At the time, slavery was still legal in France, so Hemings had no legal right to resist Jefferson. Still, having no other alternative, evidence suggests she did negotiate with Jefferson for her children's freedom as a pregnant teenager in France. While Jefferson never formally freed Sally, he did ultimately emancipate each of their enslaved children. In the 1830 Census, Sally described herself as a "free Mulatto," in 1826, likely because Jefferson permitted her to live with two of her adult children, who were free and passed for white. Notably, Jefferson did not free any other nuclear family he enslaved. One of his children, Harriet Hemings, who was working as a wool spinner, "ran away" when she was twenty-one years old in 1822, moved to Washington, D.C., "where she started a family and passed into white society as a free woman." Notably, Jefferson did not pursue her capture.

I give them their freedom. and I humbly and earnestly request of the legislature of Virginia a confirmation of the bequest of freedom to these servants, with permission to remain in this state where their families and connections are, as an additional instance of the favor, of which I have recieved so many other manifestations, in the course of my life, and for which I now give them my last, solemn, and dutiful thanks. — Thomas Jefferson’s Last Will and Testament

"Mistress" and "Concubine" obscure the nature of their relationship.

Typically, the term "mistress" is used to describe an extramarital affair. Still, when we consider the lack of evidence of consent in this relationship, this terminology is incredibly offensive to Black women deprived of the freedom to consent. There is more evidence that Sally Hemings did not want a sexual relationship with Jefferson, for instance, her son suggesting she initially declined to leave France with Jefferson, than the contrary. There are no love letters between the pair, no emancipation papers, no effort to leave her property or empower her. Yet, the term "mistress" makes it seem like Thomas Jefferson and Sally Hemings were in love. In-kind, "concubine" often refers to a woman having an extramarital relationship with a man and notably has a lower status than his wife. While Hemings did have a lower rank than Jefferson's White wife, who died before their relationship began, this status was forced upon her. It's not as if she proudly self-identified as Jeffeson's concubine, mistress, or sidepiece, so why are some historians so attached to this outdated terminology?

Throughout his life, Jefferson owned six hundred human beings, many of whom lived on his Monticello plantation. While he could have easily pursued a White woman to remarry after his wife died or to have a relationship with, he chose to pursue Sally Hemings, a teenager whom he enslaved. As lofty as the ideas Jefferson shared about democracy were, we cannot sweep his ideas about race and his exploitation of Black women under the table to create a more pleasing narrative for some Americans. Thomas Jefferson described Black people as "domestic animals," and to reiterate, he never decided to emancipate Sally Hemings. Keeping her enslaved was a choice and not one a lover would make.

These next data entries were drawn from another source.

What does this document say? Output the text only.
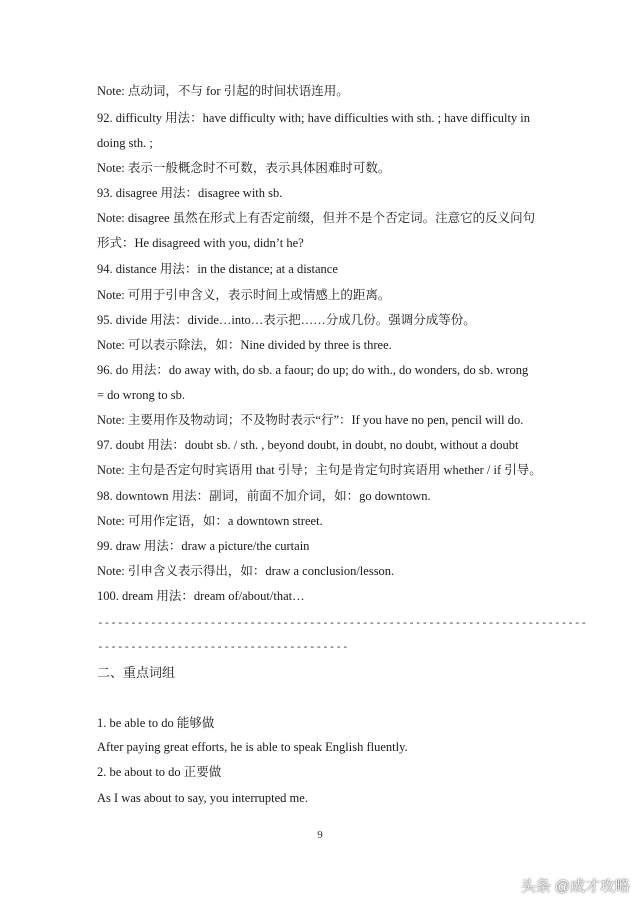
Note: 点动词，不与 for 引起的时间状语连用。
92. difficulty 用法：have difficulty with; have difficulties with sth. ; have difficulty in
doing sth. ;
Note: 表示一般概念时不可数，表示具体困难时可数。
93. disagree 用法：disagree with sb.
Note: disagree 虽然在形式上有否定前缀，但并不是个否定词。注意它的反义问句
形式：He disagreed with you, didn’t he?
94. distance 用法：in the distance; at a distance
Note: 可用于引申含义，表示时间上或情感上的距离。
95. divide 用法：divide…into…表示把……分成几份。强调分成等份。
Note: 可以表示除法，如：Nine divided by three is three.
96. do 用法：do away with, do sb. a faour; do up; do with., do wonders, do sb. wrong
= do wrong to sb.
Note: 主要用作及物动词；不及物时表示“行”：If you have no pen, pencil will do.
97. doubt 用法：doubt sb. / sth. , beyond doubt, in doubt, no doubt, without a doubt
Note: 主句是否定句时宾语用 that 引导；主句是肯定句时宾语用 whether / if 引导。
98. downtown 用法：副词，前面不加介词，如：go downtown.
Note: 可用作定语，如：a downtown street.
99. draw 用法：draw a picture/the curtain
Note: 引申含义表示得出，如：draw a conclusion/lesson.
100. dream 用法：dream of/about/that…
--------------------------------------------------------------------------
--------------------------------------
二、重点词组
1. be able to do 能够做
After paying great efforts, he is able to speak English fluently.
2. be about to do 正要做
As I was about to say, you interrupted me.
9
头条 @成才攻略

Many Americans want to hide the true nature of the relationship between Sally Hemings and Thomas Jefferson because it exposes the habitual sexual exploitation and rape of Black women by White slave owners. However, we must face our history, no matter how twisted. After all, many Black descendants of Thomas Jefferson are here today as a result of his relationship with Sally Hemings. How, then, can so many Americans deny history, as if closing our eyes changes reality? With all due respect to past historians, Sally Heminngs should not be referred to as Jeffersons' "mistress" or "concubine" because this is not a role she chose for herself. Only once a Black woman is truly free to consent is a relationship rooted in love and mutual desire. Anything short of that is sexual exploitation.